Undoubtedly an assured and technically-brilliant pianist, Cho’s performance featured his emotional range with three contrasting Romantic-era works.
The program began with Alban Berg’s first-and-only Piano Sonata. A landmark of early 20th-century music, Berg’s sonata was influenced by the highly expressive music of Gustav Mahler, as well as the avante-garde and dissonant techniques invented by his teacher, Arnold Schoenberg. Cho’s interpretation leaned more emotive than thorny, with careful attention to the work’s unstable shifts in tempo, sensitive dynamics and dense harmonies.
Next, Cho performed a controlled rendition of Franz Schubert’s Piano Sonata in C Minor, No. 19, D. 958. Written during the last months of the composer’s life in 1828, the piece grapples with creativity in the face of death as well as in the shadow of Beethoven (Schubert’s idol), who died in 1827.
Schubert’s choice of key is significant, as C minor is used in some of Beethoven’s best known works concerning triumph over fate, including the Fifth Symphony. Cho’s attention to the deepening contrast between dark and light spoke to the work’s grim context. His tranquil take on the third movement, exhibiting an underlying restlessness in anticipation of the stormy tarantella rhythms in the fourth movement, was particularly memorable.
It was clear in the concert’s second half, which featured Chopin’s 24 Preludes, that Cho felt completely at home and free to let his imagination roam. Each of the 24 preludes convey a specific idea or emotion, and Cho took the opportunity to explore the full range of Chopin’s poetic melodies.

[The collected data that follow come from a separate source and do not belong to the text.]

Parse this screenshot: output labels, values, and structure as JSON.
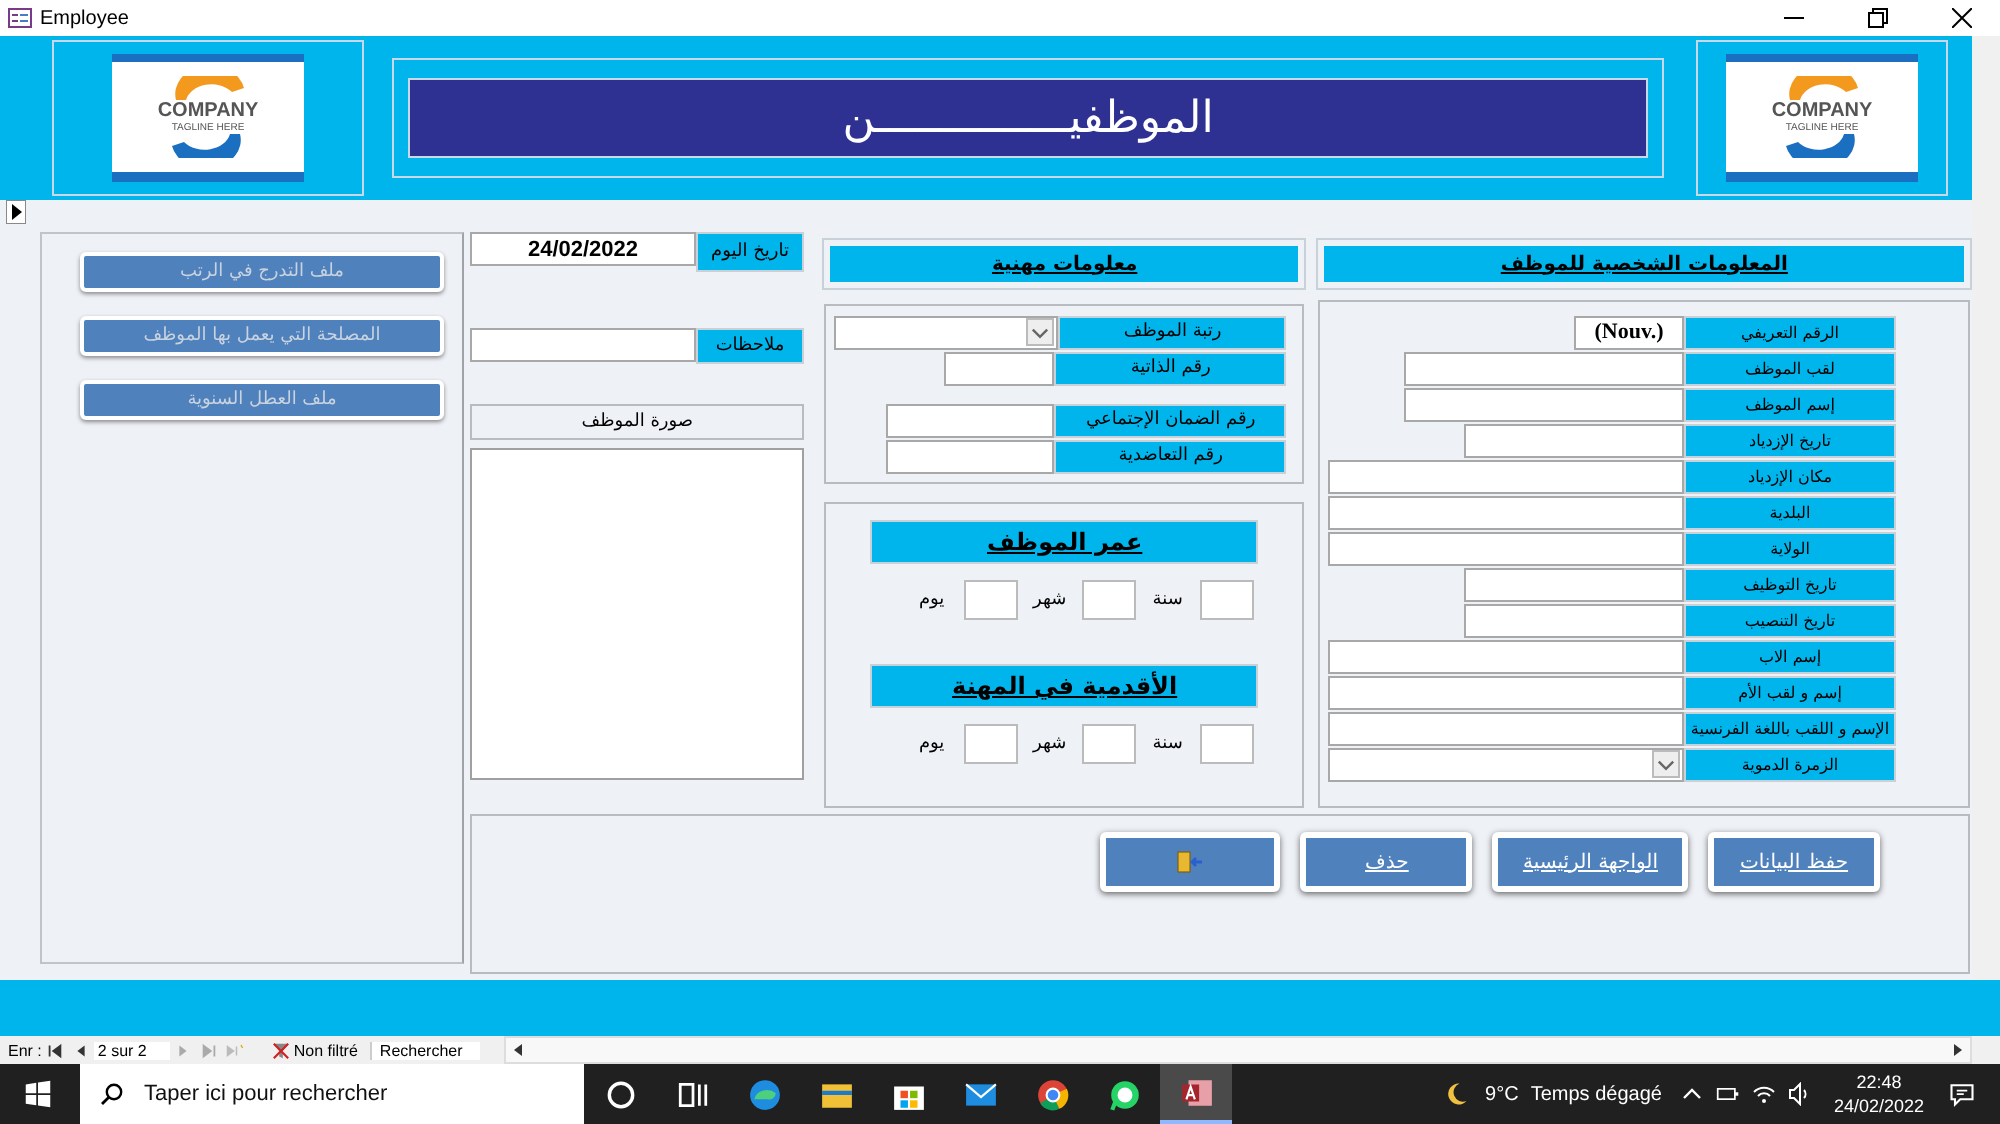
{
  "window": {
    "title": "Employee"
  },
  "header": {
    "left_logo": {
      "name": "COMPANY",
      "tagline": "TAGLINE HERE"
    },
    "title": "الموظفيـــــــــــــــن",
    "right_logo": {
      "name": "COMPANY",
      "tagline": "TAGLINE HERE"
    }
  },
  "side_buttons": [
    {
      "label": "ملف التدرج في الرتب",
      "disabled": true
    },
    {
      "label": "المصلحة التي يعمل بها الموظف",
      "disabled": true
    },
    {
      "label": "ملف العطل السنوية",
      "disabled": true
    }
  ],
  "today": {
    "label": "تاريخ اليوم",
    "value": "24/02/2022"
  },
  "notes": {
    "label": "ملاحظات"
  },
  "photo": {
    "caption": "صورة الموظف"
  },
  "professional": {
    "title": "معلومات مهنية",
    "fields": [
      {
        "label": "رتبة الموظف",
        "kind": "combo"
      },
      {
        "label": "رقم الذاتية",
        "kind": "text"
      },
      {
        "label": "رقم الضمان الإجتماعي",
        "kind": "text"
      },
      {
        "label": "رقم التعاضدية",
        "kind": "text"
      }
    ],
    "durations": [
      {
        "title": "عمر الموظف",
        "units": [
          "سنة",
          "شهر",
          "يوم"
        ]
      },
      {
        "title": "الأقدمية في المهنة",
        "units": [
          "سنة",
          "شهر",
          "يوم"
        ]
      }
    ]
  },
  "personal": {
    "title": "المعلومات الشخصية للموظف",
    "fields": [
      {
        "label": "الرقم التعريفي",
        "kind": "text",
        "value": "(Nouv.)"
      },
      {
        "label": "لقب الموظف",
        "kind": "text"
      },
      {
        "label": "إسم الموظف",
        "kind": "text"
      },
      {
        "label": "تاريخ الإزدياد",
        "kind": "text"
      },
      {
        "label": "مكان الإزدياد",
        "kind": "text"
      },
      {
        "label": "البلدية",
        "kind": "text"
      },
      {
        "label": "الولاية",
        "kind": "text"
      },
      {
        "label": "تاريخ التوظيف",
        "kind": "text"
      },
      {
        "label": "تاريخ التنصيب",
        "kind": "text"
      },
      {
        "label": "إسم الاب",
        "kind": "text"
      },
      {
        "label": "إسم و لقب الأم",
        "kind": "text"
      },
      {
        "label": "الإسم و اللقب باللغة الفرنسية",
        "kind": "text"
      },
      {
        "label": "الزمرة الدموية",
        "kind": "combo"
      }
    ]
  },
  "actions": [
    {
      "kind": "text",
      "label": "حفظ البيانات"
    },
    {
      "kind": "text",
      "label": "الواجهة الرئيسية"
    },
    {
      "kind": "text",
      "label": "حذف"
    },
    {
      "kind": "exit"
    }
  ],
  "navigation": {
    "label": "Enr :",
    "position": "2 sur 2",
    "filter": "Non filtré",
    "search_placeholder": "Rechercher"
  },
  "taskbar": {
    "search_placeholder": "Taper ici pour rechercher",
    "apps": [
      {
        "kind": "cortana",
        "selected": false
      },
      {
        "kind": "taskview",
        "selected": false
      },
      {
        "kind": "edge",
        "selected": false
      },
      {
        "kind": "explorer",
        "selected": false
      },
      {
        "kind": "store",
        "selected": false
      },
      {
        "kind": "mail",
        "selected": false
      },
      {
        "kind": "chrome",
        "selected": false
      },
      {
        "kind": "whatsapp",
        "selected": false
      },
      {
        "kind": "access",
        "selected": true
      }
    ],
    "temperature": "9°C",
    "weather": "Temps dégagé",
    "time": "22:48",
    "date": "24/02/2022"
  }
}
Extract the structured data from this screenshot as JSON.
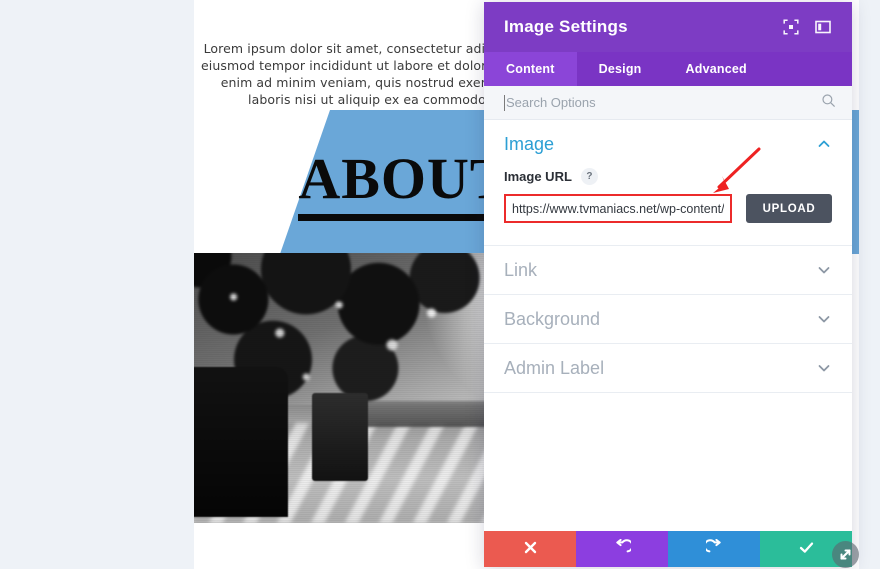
{
  "panel": {
    "title": "Image Settings",
    "header_icons": [
      {
        "name": "focus-target-icon",
        "glyph": "⊙"
      },
      {
        "name": "panel-layout-icon",
        "glyph": "▣"
      }
    ],
    "tabs": [
      {
        "label": "Content",
        "active": true
      },
      {
        "label": "Design",
        "active": false
      },
      {
        "label": "Advanced",
        "active": false
      }
    ],
    "search": {
      "placeholder": "Search Options",
      "value": "",
      "icon": "search-icon"
    },
    "sections": [
      {
        "title": "Image",
        "open": true,
        "chevron": "chevron-up-icon",
        "field": {
          "label": "Image URL",
          "help": "?",
          "value": "https://www.tvmaniacs.net/wp-content/u",
          "placeholder": "https://",
          "upload_label": "UPLOAD"
        }
      },
      {
        "title": "Link",
        "open": false,
        "chevron": "chevron-down-icon"
      },
      {
        "title": "Background",
        "open": false,
        "chevron": "chevron-down-icon"
      },
      {
        "title": "Admin Label",
        "open": false,
        "chevron": "chevron-down-icon"
      }
    ],
    "actions": [
      {
        "name": "cancel-button",
        "icon": "close-icon",
        "glyph": "✖",
        "color": "#eb5a50"
      },
      {
        "name": "undo-button",
        "icon": "undo-icon",
        "glyph": "↺",
        "color": "#8c3ee0"
      },
      {
        "name": "redo-button",
        "icon": "redo-icon",
        "glyph": "↻",
        "color": "#2f8fd8"
      },
      {
        "name": "save-button",
        "icon": "check-icon",
        "glyph": "✔",
        "color": "#2bbd9a"
      }
    ],
    "resize_handle_icon": "resize-diagonal-icon"
  },
  "page": {
    "paragraph": "Lorem ipsum dolor sit amet, consectetur adipiscing elit, sed do eiusmod tempor incididunt ut labore et dolore magna aliqua. Ut enim ad minim veniam, quis nostrud exercitation ullamco laboris nisi ut aliquip ex ea commodo consequat.",
    "heading": "ABOUT",
    "image_alt": "man-sitting-outdoors-grayscale-photo"
  },
  "annotation": {
    "arrow_color": "#ee2222",
    "highlight_color": "#ec2b2b"
  },
  "colors": {
    "panel_header": "#7d3cc4",
    "tab_bar": "#7a34c4",
    "tab_active": "#8b45d8",
    "section_open_title": "#2c9fd4",
    "upload_button": "#4c5360",
    "accent_blue_shape": "#6aa7d8",
    "workspace_bg": "#eef2f7"
  }
}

Highlights included a powerful and tender performance of Prelude No. 15 (often called the “Raindrop” prelude for its gentle persistence), and Prelude No. 20, which was imbued with great dignity without being angsty. Cho ended the final prelude with much aplomb as he pounded out the concluding notes with his fist.
Following a lengthy standing ovation, Cho emerged again to play not one, but two encores. The first few notes of Debussy's "Clair de Lune” elicited adoring whispers from the audience.
Cho’s combination of sensitivity and bravura is evocative of his predecessors and great Chopin interpreters, such as Artur Rubinstein and Vladamir Horowitz. Perhaps there is room for a tad more abandon in Cho’s playing, but Sunday’s concert indicated that the young pianist is on his way to earning a place among the greats.